Si la venue de Trudeau est un tel évènement, c’est que, des mois durant, des rumeurs ont fait état de pressions canadiennes pour que le Sommet se tienne dans un autre pays. Selon le journal canadien La Presse, le Premier ministre a émis des doutes quant à sa participation et n’a pas démenti les pressions. Du côté de la diaspora, un travail de lobbying et de contre-lobbying a été observé pour peser sur la décision d’Ottawa. En cause, l’état de la démocratie et des libertés depuis le 25 juillet 2021.
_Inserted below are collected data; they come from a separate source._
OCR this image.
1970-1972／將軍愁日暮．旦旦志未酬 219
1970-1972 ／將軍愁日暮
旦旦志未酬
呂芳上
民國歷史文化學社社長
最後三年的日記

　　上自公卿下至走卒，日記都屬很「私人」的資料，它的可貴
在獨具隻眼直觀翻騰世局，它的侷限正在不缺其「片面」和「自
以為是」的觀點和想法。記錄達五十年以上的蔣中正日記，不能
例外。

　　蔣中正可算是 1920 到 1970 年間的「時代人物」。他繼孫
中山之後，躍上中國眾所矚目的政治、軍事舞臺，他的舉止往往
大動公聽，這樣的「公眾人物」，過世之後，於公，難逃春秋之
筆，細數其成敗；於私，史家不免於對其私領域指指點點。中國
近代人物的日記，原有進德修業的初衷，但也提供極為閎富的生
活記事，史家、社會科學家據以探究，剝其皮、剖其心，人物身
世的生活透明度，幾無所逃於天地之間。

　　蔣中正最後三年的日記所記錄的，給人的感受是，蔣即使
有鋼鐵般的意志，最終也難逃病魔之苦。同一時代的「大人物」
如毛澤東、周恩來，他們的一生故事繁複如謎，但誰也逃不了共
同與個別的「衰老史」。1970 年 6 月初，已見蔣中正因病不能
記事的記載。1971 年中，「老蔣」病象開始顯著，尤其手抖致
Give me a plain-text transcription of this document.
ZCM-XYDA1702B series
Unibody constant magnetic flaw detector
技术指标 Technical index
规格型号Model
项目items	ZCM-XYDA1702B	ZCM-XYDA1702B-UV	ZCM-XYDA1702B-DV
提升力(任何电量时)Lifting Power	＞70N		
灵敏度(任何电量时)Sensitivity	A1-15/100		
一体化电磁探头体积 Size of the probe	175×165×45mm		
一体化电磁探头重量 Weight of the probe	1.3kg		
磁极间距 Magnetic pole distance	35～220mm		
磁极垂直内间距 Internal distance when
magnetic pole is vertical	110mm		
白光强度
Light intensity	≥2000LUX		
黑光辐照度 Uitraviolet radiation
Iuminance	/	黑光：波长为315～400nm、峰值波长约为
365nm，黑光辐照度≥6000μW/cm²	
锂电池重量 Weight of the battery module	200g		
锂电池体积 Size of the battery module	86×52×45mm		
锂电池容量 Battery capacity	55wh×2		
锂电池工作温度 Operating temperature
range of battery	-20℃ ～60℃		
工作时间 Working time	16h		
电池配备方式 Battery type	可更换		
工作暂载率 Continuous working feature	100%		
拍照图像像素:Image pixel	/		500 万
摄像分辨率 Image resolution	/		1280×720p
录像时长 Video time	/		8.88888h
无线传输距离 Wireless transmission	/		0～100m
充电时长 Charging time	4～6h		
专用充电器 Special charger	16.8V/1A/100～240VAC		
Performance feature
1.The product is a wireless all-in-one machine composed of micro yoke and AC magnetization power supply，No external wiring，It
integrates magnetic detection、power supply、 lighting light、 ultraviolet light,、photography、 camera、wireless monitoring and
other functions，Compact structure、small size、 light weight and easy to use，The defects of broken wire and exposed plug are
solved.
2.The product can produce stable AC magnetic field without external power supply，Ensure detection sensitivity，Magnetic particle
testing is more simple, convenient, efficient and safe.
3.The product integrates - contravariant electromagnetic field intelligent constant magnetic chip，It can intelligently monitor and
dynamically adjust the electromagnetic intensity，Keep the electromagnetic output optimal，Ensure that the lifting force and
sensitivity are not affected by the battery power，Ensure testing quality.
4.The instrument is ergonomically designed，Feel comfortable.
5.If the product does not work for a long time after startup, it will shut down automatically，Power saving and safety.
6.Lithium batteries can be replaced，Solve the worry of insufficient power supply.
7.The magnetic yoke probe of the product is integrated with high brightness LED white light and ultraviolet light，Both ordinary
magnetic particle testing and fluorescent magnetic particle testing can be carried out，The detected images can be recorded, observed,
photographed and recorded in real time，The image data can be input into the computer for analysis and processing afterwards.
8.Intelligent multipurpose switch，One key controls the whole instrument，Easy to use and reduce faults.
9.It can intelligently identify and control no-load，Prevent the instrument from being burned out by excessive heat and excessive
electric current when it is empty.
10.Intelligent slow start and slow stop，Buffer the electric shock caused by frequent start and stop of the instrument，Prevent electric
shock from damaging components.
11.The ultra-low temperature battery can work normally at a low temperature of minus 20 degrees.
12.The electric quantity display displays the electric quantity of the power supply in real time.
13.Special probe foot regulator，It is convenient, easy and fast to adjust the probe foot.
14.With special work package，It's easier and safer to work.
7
La participation de Trudeau et celle probable du président français Emmanuel Macron tendent à relativiser la théorie de l’isolement de la Tunisie depuis la mise en place de l’Etat d’exception. Notons d’abord que le pays n’a à aucun moment été mis au ban des nations. La relation avec les Occidentaux a pourtant évolué depuis le coup de force. En 2021, c’est dans le cadre du G7 (qui compte la France et le Canada), que les pays de l’Ouest ont préféré faire part de leurs inquiétudes quant à l’état de la démocratie. Mais depuis l’annonce, le 13 décembre 2021, de la feuille de route de sortie de l’état d’exception, les positions publiques ont changé et se sont individualisées.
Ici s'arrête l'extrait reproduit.